Die Veränderungen im Viertel waren da, bevor Ikea mit dem Rohbau angefangen hatte. Längst gab es einen Edeka, einen Aldi, einen Denn’s-Biomarkt und eine DM-Filiale vor meiner Haustür. Ich musste mir eingestehen, dass ich das alles praktisch fand. Am Wochenende ging ich regelmäßig zum Frühstücken in den Klippkroog, ein neues Restaurant in der Großen Bergstraße. Der Mittagstisch dort war auch sehr gut. War ich längst ein heimlicher Befürworter der Gentrifizierung?
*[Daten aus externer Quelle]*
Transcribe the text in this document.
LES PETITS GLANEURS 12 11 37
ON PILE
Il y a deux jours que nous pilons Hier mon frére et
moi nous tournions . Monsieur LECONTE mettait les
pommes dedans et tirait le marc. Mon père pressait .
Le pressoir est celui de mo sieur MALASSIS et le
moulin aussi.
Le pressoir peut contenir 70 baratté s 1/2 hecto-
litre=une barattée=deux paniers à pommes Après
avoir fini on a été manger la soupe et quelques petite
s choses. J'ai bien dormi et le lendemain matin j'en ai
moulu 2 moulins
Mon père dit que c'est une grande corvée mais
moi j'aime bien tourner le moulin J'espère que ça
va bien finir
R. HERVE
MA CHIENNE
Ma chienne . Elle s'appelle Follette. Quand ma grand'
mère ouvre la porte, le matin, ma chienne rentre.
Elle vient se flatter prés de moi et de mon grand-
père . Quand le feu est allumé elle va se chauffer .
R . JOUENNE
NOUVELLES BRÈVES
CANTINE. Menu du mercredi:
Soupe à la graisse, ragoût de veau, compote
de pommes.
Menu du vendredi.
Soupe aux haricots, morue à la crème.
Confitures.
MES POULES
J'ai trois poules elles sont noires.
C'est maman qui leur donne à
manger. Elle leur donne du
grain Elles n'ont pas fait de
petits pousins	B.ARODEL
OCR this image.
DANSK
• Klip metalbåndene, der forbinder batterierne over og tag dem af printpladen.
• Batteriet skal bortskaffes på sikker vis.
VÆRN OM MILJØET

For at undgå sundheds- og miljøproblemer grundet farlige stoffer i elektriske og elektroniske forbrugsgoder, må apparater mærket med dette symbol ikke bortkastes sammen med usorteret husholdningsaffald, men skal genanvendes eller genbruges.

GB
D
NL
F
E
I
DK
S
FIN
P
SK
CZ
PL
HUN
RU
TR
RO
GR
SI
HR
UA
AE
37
Aus Bequemlichkeit und weil mir der Salat mit Ziegenkäse so gut schmeckte?

Ich konnte es mir leisten, regelmäßig im Klippkroog essen zu gehen. Die Menschen, die schräg gegenüber in der Preis-Oase ihre Sachen kauften, konnten das wahrscheinlich nicht. Dort schuckelt man auf einer baufälligen Rolltreppe in den ersten Stock eines zweigeschossigen Siebziger-Jahre-Baus. Es gibt dort alles, und alles ist billig. Man kann Kochtöpfe und Geschenkpapier kaufen, Duschgel und Dosen-Ravioli, Tupperware und Nippes jeder Art. Überall hängen Schilder, auf denen steht: "Jeder Ladendiebstahl wird zur Anzeige gebracht!"

Die Preis-Oase ist das alte Altona. Der Klippkroog ist das neue. Ich ging viel öfter in den Klippkroog als in die Preis-Oase. Ohne es zu wollen, war ich anscheinend selber Teil des Prozesses, der aus einem gemütlichen Kiez für alle recht schnell ein überteuertes Hipster-Viertel machen könnte. Würde ich bald auch eine von denen sein, die von sozialer Gerechtigkeit redeten, aber das Gegenteil lebten? Denn wo es um die Aufwertung eines Viertels geht, geht es eben immer auch um die Vertreibung derer, die daran nicht teilhaben.

Ein türkischer Imbissbetreiber bekam die Kündigung für seinen Laden, bevor er ihn eröffnet hatte. Dann lief der Vertrag des Sanitätshauses Funcke aus. Einen neuen bekam die Inhaberin nicht. Die beiden hatten den gleichen Vermieter. Dessen Namen spuckte man in der Großen Bergstraße künftig mit einer Mischung aus Angst und Abscheu aus: Bruhn.